In de Memorie van Antwoord schetst de regering in tabel 1 een overzicht van de investeringen en ombuigingen in het hbo en wo en concludeert dat per saldo de investering in het hbo € 127 miljoen euro bedraagt en in het wo € 58 miljoen euro.1 Daarbij rekent de regering ook de uitgaven mee ter compensatie van de halvering van het collegegeld voor eerstejaars HO-studenten (G49). De leden van de fracties van GroenLinks, PvdA en SP vragen zich af waarom de regering deze uitgaven als intensivering kwalificeert? Volgens de leden van deze fracties beogen deze middelen een inkomstendaling van instellingen te compenseren en hebben daarmee dezelfde functie als lpo-gelden. De leden van de fracties stellen dat deze middelen daarmee moeilijk als een investering in beter onderwijs kunnen worden beschouwd en als zodanig gepresenteerd?

De halvering van het collegegeld voor eerstejaars HO-studenten is een maatregel uit het regeerakkoord met als doel de toegankelijkheid van het hoger onderwijs te stimuleren. De extra middelen die het kabinet daarvoor beschikbaar stelt zijn daarmee een investering in het hoger onderwijs. In de praktijk ontvangen instellingen als gevolg van deze maatregel minder inkomsten en worden zij voor deze inkomstendaling gecompenseerd door het Rijk. Als zodanig is het voorstelbaar dat deze middelen voor onderwijsinstellingen niet als extra worden gezien. Het stelsel van hoger onderwijs is echter breder dan de instellingen; in dit geval zijn het de studenten die lagere kosten ervaren door de maatregel. Daarmee is het wel een investering van de regering.

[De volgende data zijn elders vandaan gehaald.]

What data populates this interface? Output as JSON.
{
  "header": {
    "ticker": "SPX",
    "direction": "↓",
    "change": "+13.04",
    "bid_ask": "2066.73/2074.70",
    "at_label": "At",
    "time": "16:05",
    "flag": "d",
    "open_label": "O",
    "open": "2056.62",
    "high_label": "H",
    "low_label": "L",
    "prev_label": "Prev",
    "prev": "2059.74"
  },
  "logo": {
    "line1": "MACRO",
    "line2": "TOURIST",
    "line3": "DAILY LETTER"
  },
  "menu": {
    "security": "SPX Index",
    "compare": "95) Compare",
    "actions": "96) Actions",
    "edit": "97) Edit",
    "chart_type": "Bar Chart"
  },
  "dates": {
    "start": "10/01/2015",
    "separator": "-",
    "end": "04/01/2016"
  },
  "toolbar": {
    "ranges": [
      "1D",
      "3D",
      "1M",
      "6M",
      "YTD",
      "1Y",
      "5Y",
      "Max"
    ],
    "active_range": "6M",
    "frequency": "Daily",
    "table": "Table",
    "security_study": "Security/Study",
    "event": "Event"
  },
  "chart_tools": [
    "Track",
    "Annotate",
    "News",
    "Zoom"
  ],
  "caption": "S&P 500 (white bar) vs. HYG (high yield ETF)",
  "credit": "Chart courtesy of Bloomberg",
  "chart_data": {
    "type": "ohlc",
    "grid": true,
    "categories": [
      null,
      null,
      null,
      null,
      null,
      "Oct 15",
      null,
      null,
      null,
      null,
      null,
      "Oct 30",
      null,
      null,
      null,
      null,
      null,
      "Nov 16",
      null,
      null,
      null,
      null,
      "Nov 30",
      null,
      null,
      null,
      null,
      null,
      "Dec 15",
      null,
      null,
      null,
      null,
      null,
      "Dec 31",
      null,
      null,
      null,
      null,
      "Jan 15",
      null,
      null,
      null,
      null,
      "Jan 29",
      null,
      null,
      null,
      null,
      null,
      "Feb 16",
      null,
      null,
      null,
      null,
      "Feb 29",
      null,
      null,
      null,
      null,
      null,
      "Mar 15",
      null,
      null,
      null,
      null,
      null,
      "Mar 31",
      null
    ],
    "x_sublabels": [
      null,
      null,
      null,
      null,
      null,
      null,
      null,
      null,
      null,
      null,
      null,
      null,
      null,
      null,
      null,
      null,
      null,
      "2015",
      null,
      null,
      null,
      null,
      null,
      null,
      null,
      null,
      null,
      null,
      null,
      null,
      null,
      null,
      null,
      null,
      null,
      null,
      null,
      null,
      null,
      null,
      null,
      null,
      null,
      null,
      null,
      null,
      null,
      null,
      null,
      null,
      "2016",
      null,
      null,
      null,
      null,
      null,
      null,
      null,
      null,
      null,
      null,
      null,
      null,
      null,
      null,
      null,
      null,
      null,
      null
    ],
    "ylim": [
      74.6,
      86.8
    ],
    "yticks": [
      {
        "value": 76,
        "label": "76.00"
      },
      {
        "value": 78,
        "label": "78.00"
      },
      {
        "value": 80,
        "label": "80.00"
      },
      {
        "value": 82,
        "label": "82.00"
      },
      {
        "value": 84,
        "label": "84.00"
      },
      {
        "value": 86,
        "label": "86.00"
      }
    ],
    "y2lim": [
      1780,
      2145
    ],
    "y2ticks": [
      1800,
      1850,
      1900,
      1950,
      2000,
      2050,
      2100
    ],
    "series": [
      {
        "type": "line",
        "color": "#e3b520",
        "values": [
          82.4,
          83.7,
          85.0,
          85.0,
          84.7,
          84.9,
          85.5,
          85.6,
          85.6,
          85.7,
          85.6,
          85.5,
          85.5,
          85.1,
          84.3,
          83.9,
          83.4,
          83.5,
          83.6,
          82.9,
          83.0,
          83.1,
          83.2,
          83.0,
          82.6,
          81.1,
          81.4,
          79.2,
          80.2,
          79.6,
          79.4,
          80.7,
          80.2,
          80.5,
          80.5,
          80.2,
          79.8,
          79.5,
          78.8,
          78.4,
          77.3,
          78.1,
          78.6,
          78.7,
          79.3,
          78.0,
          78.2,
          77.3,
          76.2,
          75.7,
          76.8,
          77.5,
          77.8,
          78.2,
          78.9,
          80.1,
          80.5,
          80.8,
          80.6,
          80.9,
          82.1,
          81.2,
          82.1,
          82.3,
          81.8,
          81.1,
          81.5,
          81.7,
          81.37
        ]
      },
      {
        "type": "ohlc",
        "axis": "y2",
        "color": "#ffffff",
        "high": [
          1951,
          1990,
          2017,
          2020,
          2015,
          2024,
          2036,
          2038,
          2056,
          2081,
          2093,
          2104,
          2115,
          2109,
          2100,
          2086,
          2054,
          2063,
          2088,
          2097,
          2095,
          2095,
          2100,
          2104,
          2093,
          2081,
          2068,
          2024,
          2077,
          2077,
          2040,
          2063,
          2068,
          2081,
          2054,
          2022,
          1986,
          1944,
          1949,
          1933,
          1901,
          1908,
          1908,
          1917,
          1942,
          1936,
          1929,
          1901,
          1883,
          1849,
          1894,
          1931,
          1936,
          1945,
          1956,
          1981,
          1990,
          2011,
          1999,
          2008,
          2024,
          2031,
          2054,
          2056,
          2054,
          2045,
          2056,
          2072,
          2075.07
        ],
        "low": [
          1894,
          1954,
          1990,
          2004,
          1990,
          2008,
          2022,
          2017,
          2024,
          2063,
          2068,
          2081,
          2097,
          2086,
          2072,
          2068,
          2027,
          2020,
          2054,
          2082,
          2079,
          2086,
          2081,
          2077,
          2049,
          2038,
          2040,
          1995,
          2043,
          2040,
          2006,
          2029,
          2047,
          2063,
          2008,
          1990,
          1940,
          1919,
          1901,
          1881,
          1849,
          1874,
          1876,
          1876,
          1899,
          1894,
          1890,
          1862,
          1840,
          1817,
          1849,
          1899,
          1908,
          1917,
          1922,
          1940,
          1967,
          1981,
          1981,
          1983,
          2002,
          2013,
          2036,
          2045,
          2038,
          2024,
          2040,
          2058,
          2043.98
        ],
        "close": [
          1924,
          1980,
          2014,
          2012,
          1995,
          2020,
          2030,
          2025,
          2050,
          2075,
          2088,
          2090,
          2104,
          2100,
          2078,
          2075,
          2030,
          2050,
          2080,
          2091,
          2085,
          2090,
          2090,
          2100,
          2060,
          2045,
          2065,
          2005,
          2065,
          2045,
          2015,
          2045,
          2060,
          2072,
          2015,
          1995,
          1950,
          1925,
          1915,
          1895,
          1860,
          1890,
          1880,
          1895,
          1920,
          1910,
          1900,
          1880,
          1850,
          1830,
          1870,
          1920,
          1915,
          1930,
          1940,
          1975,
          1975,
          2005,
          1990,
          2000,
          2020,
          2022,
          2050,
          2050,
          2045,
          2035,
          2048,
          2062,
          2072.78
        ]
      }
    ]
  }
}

Het Ministerie van OCW is het enige departement dat elk jaar in de beleidsagenda een overzicht van ombuigingen en intensiveringen uit deze kabinetsperiode in de begroting opneemt, zowel per maatregel als per beleidsterrein.

In deze tabellen wordt strikt aangesloten bij de begrotingssystematiek; beleidsmatige verhogingen van de beleidsartikelen worden als intensiveringen beschouwd en beleidsmatige verlagingen als ombuiging. Technische mutaties zoals overboekingen en het uitkeren van loon- en prijsbijstelling en autonome mutaties als gevolg van leerling/student en studiefinancieringsraming worden niet meegenomen in deze overzichten. Hetzelfde geldt voor middelen die gereserveerd zijn op de aanvullende post; deze worden pas meegenomen in de tabellen als ze aan de begroting zijn toegevoegd. Dit zijn keuzes die ook anders hadden kunnen worden gemaakt, maar wij zijn van mening dat we op deze manier het meest overzichtelijk en consistent het parlement informeren binnen de begrotingssystematiek. Op verzoek kunnen ook altijd andere overzichten worden opgesteld, zoals gedaan is in beantwoording op verschillende Kamervragen. Het feit dat er geregeld om andere elementen wordt gevraagd leidt ook tot net iets andere overzichten.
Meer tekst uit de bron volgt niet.